II: Would you expect attacks to broaden to other types of infrastructure? And could hacks eventually become more serious, perhaps shutting down entire systems?
SW: We expect the pressure to continue on any kind of organisation operating industrial control systems that run physical processes including critical manufacturing, power and utilities and the energy sector as a whole which is certainly becoming a target for hackers.
Ports and terminals with IT systems that track cargo could also be at risk. If their data was corrupted, it would be hard to move goods in and out of ports.
Would it be possible to bring down an entire network? That’s another question entirely. It’s speculation but I think it would be particularly difficult. You can certainly attack particular components but a catastrophic attack that would knock out an entire utility for example would be difficult to carry out.
II: And how aware of cyber risk is the infrastructure investment community?
Martin Bennett: It’s an issue we come across regularly in our discussions with investors. There is strong awareness of cyber risk in relation to sectors such as utilities, water, power, aviation etc. which are heavily IT dependent, but less so for other asset types.
Risks and potential consequences of a cyber-attack are known but robustness of response and strength of business continuity planning to deal with attacks is however still an evolving practice.

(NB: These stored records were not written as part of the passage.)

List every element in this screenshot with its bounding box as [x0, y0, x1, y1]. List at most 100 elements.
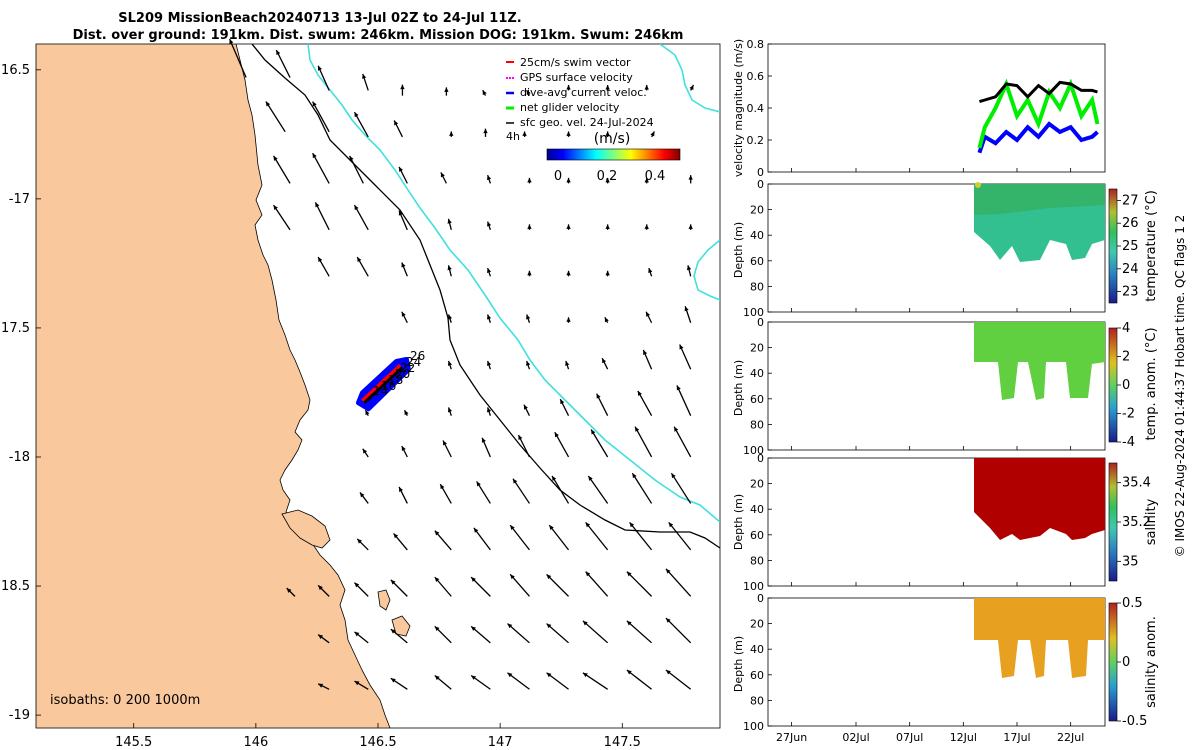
current-vector-129: [434, 675, 452, 690]
current-vector-52: [648, 267, 653, 277]
section-1-depth-tick-4: 80: [750, 418, 764, 431]
map-colorbar-tick-2: 0.4: [645, 169, 666, 184]
sal-anom-panel: salinity anom. Depth (m): [732, 597, 1159, 727]
current-vector-99: [473, 527, 491, 551]
section-xtick-0: 27Jun: [776, 731, 807, 744]
map-axes: 145.5 146 146.5 147 147.5 16.5 -17 17.5 -18 18.5 -…: [1, 63, 641, 750]
current-vector-117: [354, 631, 369, 644]
track-swim: [361, 364, 402, 403]
temperature-section-warm: [974, 184, 1105, 215]
velocity-panel: 0 0.2 0.4 0.6 0.8 velocity magnitude (m/s): [732, 38, 1106, 179]
current-vector-114: [626, 571, 653, 597]
current-vector-0: [228, 38, 247, 78]
current-vector-108: [390, 579, 408, 597]
section-3-depth-tick-0: 0: [757, 592, 764, 605]
current-vector-110: [470, 576, 491, 597]
current-vector-14: [353, 111, 369, 138]
island-magnetic: [391, 615, 411, 637]
map-xtick-1: 146: [243, 735, 268, 750]
current-vector-50: [566, 270, 571, 277]
current-vector-75: [596, 393, 609, 416]
current-vector-1: [275, 49, 291, 78]
section-2-depth-tick-3: 60: [750, 529, 764, 542]
current-vector-84: [590, 429, 609, 458]
track-label-18: 18: [388, 373, 403, 387]
sal-anom-cbar-label: salinity anom.: [1144, 616, 1159, 708]
current-vector-4: [400, 84, 405, 96]
section-0-cbar-tick-2: 25: [1122, 239, 1139, 254]
temperature-colorbar: [1108, 188, 1118, 304]
current-vector-23: [312, 152, 330, 184]
current-vector-39: [527, 224, 532, 230]
current-vector-96: [356, 538, 369, 551]
map-legend: 25cm/s swim vector GPS surface velocity …: [506, 56, 681, 184]
current-vector-15: [393, 120, 404, 138]
section-3-depth-tick-5: 100: [743, 720, 764, 733]
current-vector-22: [272, 155, 291, 184]
temp-anom-cbar-label: temp. anom. (°C): [1144, 327, 1159, 440]
current-vector-92: [551, 475, 570, 504]
map-xtick-3: 147: [488, 735, 513, 750]
track-label-26: 26: [410, 349, 425, 363]
velocity-ytick-3: 0.6: [747, 70, 765, 83]
current-vector-44: [317, 256, 330, 277]
track-label-22: 22: [400, 361, 415, 375]
current-vector-79: [401, 445, 408, 458]
current-vector-19: [566, 131, 571, 137]
section-1-cbar-tick-0: 4: [1122, 321, 1130, 336]
section-3-depth-tick-3: 60: [750, 669, 764, 682]
current-vector-120: [470, 625, 491, 644]
current-vector-111: [509, 573, 530, 597]
current-vector-123: [582, 620, 609, 644]
temperature-point: [975, 182, 981, 188]
isobath-label: isobaths: 0 200 1000m: [50, 693, 200, 708]
section-0-depth-tick-4: 80: [750, 280, 764, 293]
current-vector-115: [665, 568, 692, 597]
current-vector-121: [507, 623, 530, 644]
current-vector-97: [393, 532, 408, 551]
section-3-cbar-tick-2: -0.5: [1122, 714, 1147, 729]
section-2-cbar-tick-2: 35: [1122, 554, 1139, 569]
map-colorbar-title: (m/s): [594, 131, 631, 147]
section-2-depth-tick-5: 100: [743, 580, 764, 593]
velocity-frame: [767, 43, 1106, 173]
velocity-series-1: [977, 78, 1100, 149]
current-vector-61: [684, 306, 692, 323]
current-vector-11: [689, 84, 695, 91]
legend-sfc: sfc geo. vel. 24-Jul-2024: [520, 116, 654, 129]
current-vector-57: [526, 314, 531, 323]
velocity-series: [977, 78, 1100, 154]
current-vector-32: [688, 175, 693, 184]
current-vector-100: [509, 524, 530, 551]
current-vector-37: [447, 218, 452, 230]
map-xtick-4: 147.5: [604, 735, 641, 750]
current-vector-95: [670, 472, 692, 504]
current-vector-109: [434, 576, 452, 597]
current-vector-5: [444, 87, 449, 96]
current-vector-10: [644, 84, 649, 91]
current-vector-24: [349, 155, 364, 184]
current-vector-28: [527, 177, 532, 184]
map-colorbar-tick-0: 0: [554, 169, 562, 184]
current-vector-17: [483, 128, 488, 137]
current-vector-43: [688, 224, 693, 230]
isobath-200m: [307, 44, 720, 523]
current-vector-113: [585, 571, 609, 597]
current-vector-63: [486, 360, 492, 370]
current-vector-93: [587, 475, 609, 504]
sal-anom-section: [974, 598, 1105, 678]
salinity-ylabel: Depth (m): [732, 494, 745, 550]
map-ytick-4: 18.5: [1, 579, 30, 594]
velocity-ytick-0: 0: [757, 166, 764, 179]
section-xtick-1: 02Jul: [842, 731, 869, 744]
current-vector-58: [566, 317, 571, 323]
current-vector-72: [486, 407, 492, 416]
current-vector-33: [273, 204, 291, 231]
section-3-depth-tick-4: 80: [750, 694, 764, 707]
legend-dive: dive-avg current veloc.: [520, 86, 647, 99]
map-ytick-1: -17: [9, 192, 30, 207]
current-vector-91: [512, 478, 530, 504]
current-vector-133: [582, 672, 608, 690]
sal-anom-ylabel: Depth (m): [732, 636, 745, 692]
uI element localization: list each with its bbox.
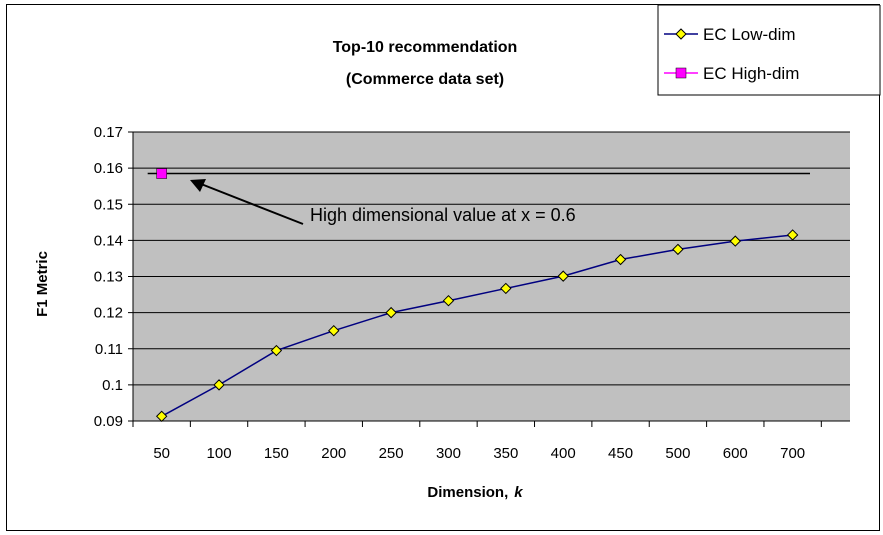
x-tick-label: 350: [493, 445, 518, 462]
gridlines: [133, 131, 850, 386]
annotation-arrow: [195, 181, 304, 225]
x-axis-label: Dimension, k: [427, 484, 523, 501]
x-tick-label: 100: [207, 445, 232, 462]
x-tick-label: 500: [665, 445, 690, 462]
legend-marker-high: [675, 67, 687, 79]
chart-frame: 0.09 0.1 0.11 0.12 0.13 0.14 0.15 0.16 0.17 50 10…: [6, 4, 881, 531]
chart-title-line1: Top-10 recommendation: [333, 39, 518, 56]
y-tick-label: 0.13: [94, 269, 123, 286]
data-point-ec-low-dim: [328, 324, 340, 337]
data-point-ec-low-dim: [786, 229, 799, 241]
x-tick-label: 700: [780, 445, 805, 462]
legend-item-high: EC High-dim: [664, 64, 799, 83]
y-tick-label: 0.12: [94, 305, 123, 322]
annotation-arrowhead: [190, 179, 206, 192]
y-tick-label: 0.09: [94, 413, 123, 430]
y-tick-label: 0.16: [94, 160, 123, 177]
x-tick-label: 200: [321, 445, 346, 462]
y-tick-label: 0.17: [94, 124, 123, 141]
y-axis-label: F1 Metric: [34, 251, 51, 317]
legend-item-low: EC Low-dim: [664, 25, 796, 44]
legend-label-high: EC High-dim: [703, 64, 799, 83]
series-layer: [155, 168, 799, 423]
y-tick-label: 0.1: [102, 377, 123, 394]
data-point-ec-low-dim: [672, 243, 684, 256]
legend-marker-low: [675, 28, 687, 40]
data-point-ec-low-dim: [442, 294, 455, 307]
x-tick-label: 300: [436, 445, 461, 462]
legend: EC Low-dim EC High-dim: [657, 5, 881, 96]
x-tick-label: 600: [723, 445, 748, 462]
data-point-ec-high-dim: [156, 168, 167, 179]
x-tick-label: 450: [608, 445, 633, 462]
data-point-ec-low-dim: [614, 253, 627, 266]
data-point-ec-low-dim: [557, 270, 569, 282]
legend-box: [657, 5, 881, 96]
axes: [132, 132, 850, 422]
chart: 0.09 0.1 0.11 0.12 0.13 0.14 0.15 0.16 0.17 50 10…: [34, 5, 881, 501]
annotation: High dimensional value at x = 0.6: [190, 179, 576, 225]
data-point-ec-low-dim: [213, 379, 225, 391]
legend-label-low: EC Low-dim: [703, 25, 796, 44]
x-tick-label: 250: [379, 445, 404, 462]
x-axis-ticks: 50 100 150 200 250 300 350 400 450 500 600 700: [132, 421, 822, 462]
series-line-ec-low-dim: [161, 234, 793, 417]
data-point-ec-low-dim: [500, 282, 512, 295]
annotation-text: High dimensional value at x = 0.6: [310, 205, 576, 225]
y-tick-label: 0.14: [94, 232, 123, 249]
y-tick-label: 0.11: [95, 341, 123, 358]
x-tick-label: 400: [551, 445, 576, 462]
data-point-ec-low-dim: [385, 306, 397, 319]
chart-title-line2: (Commerce data set): [346, 71, 504, 88]
x-tick-label: 150: [264, 445, 289, 462]
y-tick-label: 0.15: [94, 196, 123, 213]
data-point-ec-low-dim: [270, 344, 283, 357]
y-axis-ticks: 0.09 0.1 0.11 0.12 0.13 0.14 0.15 0.16 0.17: [94, 124, 133, 430]
data-point-ec-low-dim: [155, 410, 168, 423]
x-tick-label: 50: [153, 445, 170, 462]
data-point-ec-low-dim: [729, 235, 741, 247]
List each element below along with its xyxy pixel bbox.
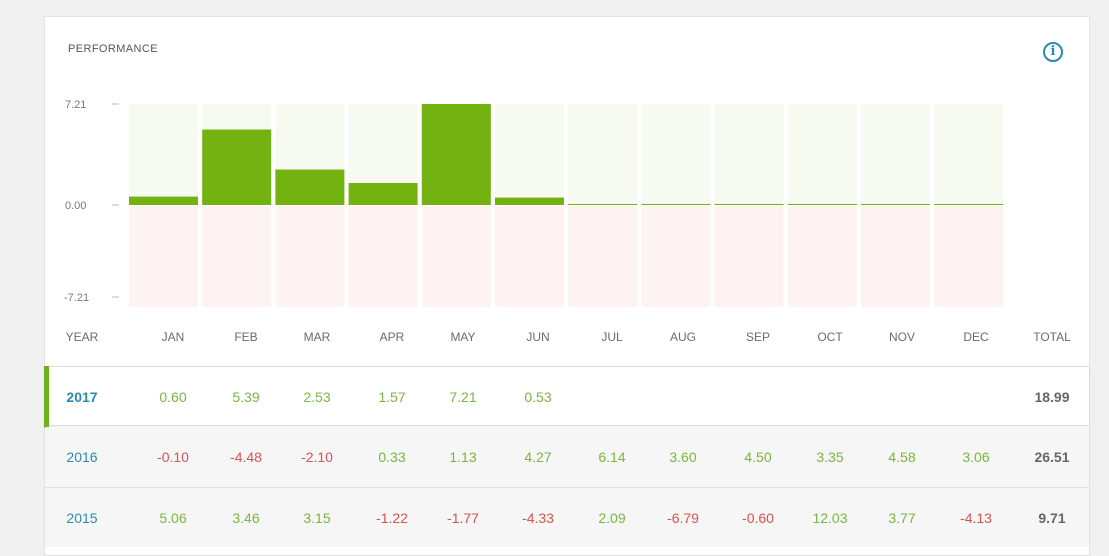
bar-jan [129, 196, 198, 205]
bar-bg-negative [421, 206, 491, 307]
bar-bg-negative [568, 206, 638, 307]
month-value-cell: -4.48 [230, 449, 262, 465]
performance-chart: 7.21 0.00 -7.21 [64, 99, 1004, 307]
column-header-aug: AUG [669, 330, 696, 344]
column-header-nov: NOV [888, 330, 915, 344]
bar-bg-positive [495, 104, 564, 205]
column-header-jan: JAN [161, 330, 185, 344]
total-cell: 18.99 [1034, 389, 1070, 405]
total-cell: 9.71 [1038, 510, 1066, 526]
bar-bg-negative [129, 206, 198, 307]
bar-may [421, 104, 491, 205]
month-value-cell: 7.21 [449, 389, 477, 405]
column-header-may: MAY [450, 330, 476, 344]
column-header-jun: JUN [526, 330, 550, 344]
bar-bg-positive [861, 104, 930, 205]
bar-mar [275, 169, 345, 205]
year-cell: 2015 [66, 510, 98, 526]
column-header-oct: OCT [817, 330, 843, 344]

Overall, I’d have to be positive. Cyber risk is known about. It may not be front and centre when considering the top risks which keep investors awake at night. But everyone reads in the press of the damage cyber attacks do cause by creating system outages and the consequences of this new crime. If this trend continues, then consideration of cyber risk will continue to rise. It’s already more of a concern for investors than has been the case historically.
US ON GUARD
Some markets have tightly regulated frameworks for operators of critical infrastructure; elsewhere, self-regulation suffices
As a security expert for many years, Andrew Wadsworth has formed a view of how different markets around the world have responded to today’s threats – and he sees the US as being in the vanguard:
“The US is extremely sensitive about the security of its infrastructure, especially the electric grid,” says Wadsworth, who is head of process control security at corporation Lockheed Martin, which owns Industrial Defender Solutions, a control systems security business. “The grid is seen as ‘super-infrastructure’ because so many other things depend on it,” he adds.
Indeed, critical infrastructure security in the US is regulated by the NERC (North American Electricity Reliability Corporation) CIP (Critical Infrastructure Protection) regulations. Wadsworth says that penalties for security non-compliance can be as much as $1 million per day.
In the UK and Europe, he says, security is largely self-regulated. In many countries, there are guidelines for operators of critical infrastructure and operators of critical assets may be requested to complete questionnaires to check that they are meeting the guidelines. In Europe, there is no punitive element for non-compliance. However, there is a view that Europe may move towards some kind of regulation in the future.
In terms of the rest of the world, the Middle East – where two of the more prominent hacks of recent times took place (Stuxnet and Saudi Aramco) – there is a particular sensitivity, especially in the Gulf States. Wadsworth says the United Arab Emirates first introduced mandatory, regulated standards for critical infrastructure operators and other countries such as Oman and Qatar are following suit.